50 Jahre Porno, Ironie und Utopie

Aus "Hokus Focus Trilogus", 1989
Renate Bertlmann, ewig junge Pionierin der Feministischen Avantgarde

Links neben dem Besprechungszimmer im sechsten Stock hängt der "Indiskrete Charme der Bourgeoisie", ein aus Gips, Draht, Ölfarbe und Plexiglas gefertigtes Bild einer Vagina. Unweit der Mitarbeiter-Kantine, wo es schon ein wenig nach Mittagessen riecht, läuft der Film "Entjungferung in 14 Schritten" (er zeigt eine schwangere Braut im Rollstuhl), daneben ist in einem Schaukasten das Objekt "Unverschämter Schmetterling" zu bewundern, ein mit Flitter verzierter geflügelter Dildo.

50 Jahre Porno, Ironie und Utopie
bertlmann
Die Künstlerin Renate Bertlmann recherchiert für ihre patriarchats- und gesellschaftskritischen Werke oft im Sex-Shop. Auch ihr "Patronengürtel", eine filigrane Zeichnung eigenwilliger Kondommodelle, hat dort seinen Ursprung. Für die Wand vor dem Büro des Vorstandsvorsitzenden hat Bertlmann allerdings ein für ihre Verhältnisse ungewohnt friedliches Kunstwerk ausgewählt: die Fotografie "Engel der Wahrheit" ist eine ruhige Kontemplation – im Vergleich zu den mit Messern versehenen Brüsten etwa oder dem Kinderwagen, der zugleich Sarg ist: "Rosemary’s Baby" soll ambivalente Muttergefühle darstellen.

Shoppinggelüste

Ab heute sind Bertlmanns Werke in der sogenannten "Vertikalen Galerie" zu sehen – eine vornehme Umschreibung für das Stiegenhaus des Verbund-Gebäudes am Hof (zugänglich auch für die Öffentlichkeit). Der Strom- und Gasanbieter betätigt sich auch als Kunstsammler. Früher wurde nach Geschmack des jeweiligen Vorstandes ausgewählt. Seit zwölf Jahren ist Gabriele Schor für den Kunstankauf zuständig und hat Ordnung in die Shoppinggelüste des Energieanbieters gebracht. Die ehemalige Kunstkritikerin, die unter anderem die erste Birgit-Jürgenssen-Monografie heraus gebracht hat, setzt sich besonders für zeitgenössische feministische Kunst ein und hat den Begriff "Feministische Avantgarde" gewissermaßen erfunden.
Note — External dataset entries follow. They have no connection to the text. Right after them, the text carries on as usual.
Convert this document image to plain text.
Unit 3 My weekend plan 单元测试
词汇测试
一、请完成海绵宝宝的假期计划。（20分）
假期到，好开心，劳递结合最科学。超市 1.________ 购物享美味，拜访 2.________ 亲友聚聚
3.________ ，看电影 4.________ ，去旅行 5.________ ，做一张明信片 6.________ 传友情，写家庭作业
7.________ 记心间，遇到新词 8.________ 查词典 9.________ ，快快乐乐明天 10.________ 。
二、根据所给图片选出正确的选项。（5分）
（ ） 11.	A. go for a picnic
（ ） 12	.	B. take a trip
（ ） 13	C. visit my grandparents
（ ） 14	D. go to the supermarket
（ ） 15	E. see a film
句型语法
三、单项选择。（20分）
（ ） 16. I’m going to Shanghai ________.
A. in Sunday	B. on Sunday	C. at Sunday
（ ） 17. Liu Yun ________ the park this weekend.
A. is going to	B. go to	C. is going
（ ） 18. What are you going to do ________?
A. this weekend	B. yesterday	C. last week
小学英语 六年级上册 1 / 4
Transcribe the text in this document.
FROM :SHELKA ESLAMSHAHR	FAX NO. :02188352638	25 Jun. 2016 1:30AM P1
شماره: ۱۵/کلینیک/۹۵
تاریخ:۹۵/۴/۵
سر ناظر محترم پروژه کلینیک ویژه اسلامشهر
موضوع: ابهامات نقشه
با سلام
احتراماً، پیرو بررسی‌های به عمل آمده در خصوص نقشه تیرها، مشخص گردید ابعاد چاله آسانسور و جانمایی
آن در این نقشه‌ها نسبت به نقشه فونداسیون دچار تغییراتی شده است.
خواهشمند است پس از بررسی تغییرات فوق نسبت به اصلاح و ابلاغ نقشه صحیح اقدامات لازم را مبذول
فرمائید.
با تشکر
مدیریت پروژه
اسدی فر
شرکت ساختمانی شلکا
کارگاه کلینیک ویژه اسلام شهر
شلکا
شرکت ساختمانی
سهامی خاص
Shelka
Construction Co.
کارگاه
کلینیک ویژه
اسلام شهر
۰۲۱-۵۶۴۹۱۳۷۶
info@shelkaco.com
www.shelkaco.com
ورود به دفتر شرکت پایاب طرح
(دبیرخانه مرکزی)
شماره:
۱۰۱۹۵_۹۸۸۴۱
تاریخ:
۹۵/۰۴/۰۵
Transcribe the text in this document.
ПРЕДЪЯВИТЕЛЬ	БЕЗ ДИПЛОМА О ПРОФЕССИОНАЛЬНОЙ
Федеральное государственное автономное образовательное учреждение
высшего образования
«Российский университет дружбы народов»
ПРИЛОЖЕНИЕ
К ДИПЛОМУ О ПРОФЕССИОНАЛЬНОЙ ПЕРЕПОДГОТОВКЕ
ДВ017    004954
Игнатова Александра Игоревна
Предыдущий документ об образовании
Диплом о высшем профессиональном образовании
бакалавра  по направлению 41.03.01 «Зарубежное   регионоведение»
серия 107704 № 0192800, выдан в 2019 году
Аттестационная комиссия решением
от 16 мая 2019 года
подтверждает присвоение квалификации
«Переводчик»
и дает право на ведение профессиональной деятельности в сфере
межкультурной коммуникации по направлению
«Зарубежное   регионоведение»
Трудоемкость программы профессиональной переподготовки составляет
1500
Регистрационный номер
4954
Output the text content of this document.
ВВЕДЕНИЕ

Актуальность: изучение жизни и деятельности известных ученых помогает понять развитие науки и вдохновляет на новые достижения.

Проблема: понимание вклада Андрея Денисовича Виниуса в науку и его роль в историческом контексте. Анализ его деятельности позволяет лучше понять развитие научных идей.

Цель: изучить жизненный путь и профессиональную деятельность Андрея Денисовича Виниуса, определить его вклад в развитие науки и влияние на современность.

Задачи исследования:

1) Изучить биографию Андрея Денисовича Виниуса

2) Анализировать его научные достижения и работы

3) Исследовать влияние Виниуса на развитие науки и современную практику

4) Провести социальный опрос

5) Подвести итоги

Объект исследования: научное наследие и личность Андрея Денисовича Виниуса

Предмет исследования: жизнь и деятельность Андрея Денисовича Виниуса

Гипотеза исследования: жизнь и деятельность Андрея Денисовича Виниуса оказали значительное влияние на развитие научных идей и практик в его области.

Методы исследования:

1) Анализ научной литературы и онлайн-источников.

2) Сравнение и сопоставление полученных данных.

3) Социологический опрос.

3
Denn die Arbeit von Frauen, in der Kunstgeschichte generell unterrepräsentiert, sei in Avantgardeabhandlungen so gut wie nicht vorhanden, sagt Schor.

Dank ihr ist die Sammlung Verbund nun um 40 Werke der Wienerin Renate Bertlmann reicher, einer Künstlerin, die in den 1970ern mit ihren Aufsehen erregenden Bildern, Objekten und Performances international gewürdigt, vom Markt allerdings wenig beachtet wurde. Verbittert ist Bertlmann angesichts ihrer zähen Karriereentwicklung nicht: Die 72-Jährige, die zwanzig Jahre jünger wirkt, sagt, sie neige nicht zu derartigen Gefühlen. Höchstens "ein bissl traurig" sei sie manchmal. "Ich sehe oft wo eine Ausstellung, wo ich mir denke, da würd ich auch gut hineinpassen."

Unter dem Titel "Amo Ergo sum" ("Ich liebe, also bin ich", einer Kampfansage an Descartes’ "Ich denke, also bin ich") ist im Verbund nun ein Ausschnitt aus Bertlmanns Werk zu sehen, das sich seit fünf Jahrzehnten mit Pornografie, Ironie und Utopie beschäftigt. Der kämpferische Untertitel der Schau, "ein subversives Politprogramm", ist programmatisch zu verstehen.

Die Ausstellung wird von einem opulenten Katalog begleitet, herausgegeben von Gabriele Schor und Tate-Modern-Kuratorin Jessica Morgan. Gewidmet ist er Renate Bertlmanns Mann Reinhold, der seine Frau seit Jahrzehnten fotografisch begleitet.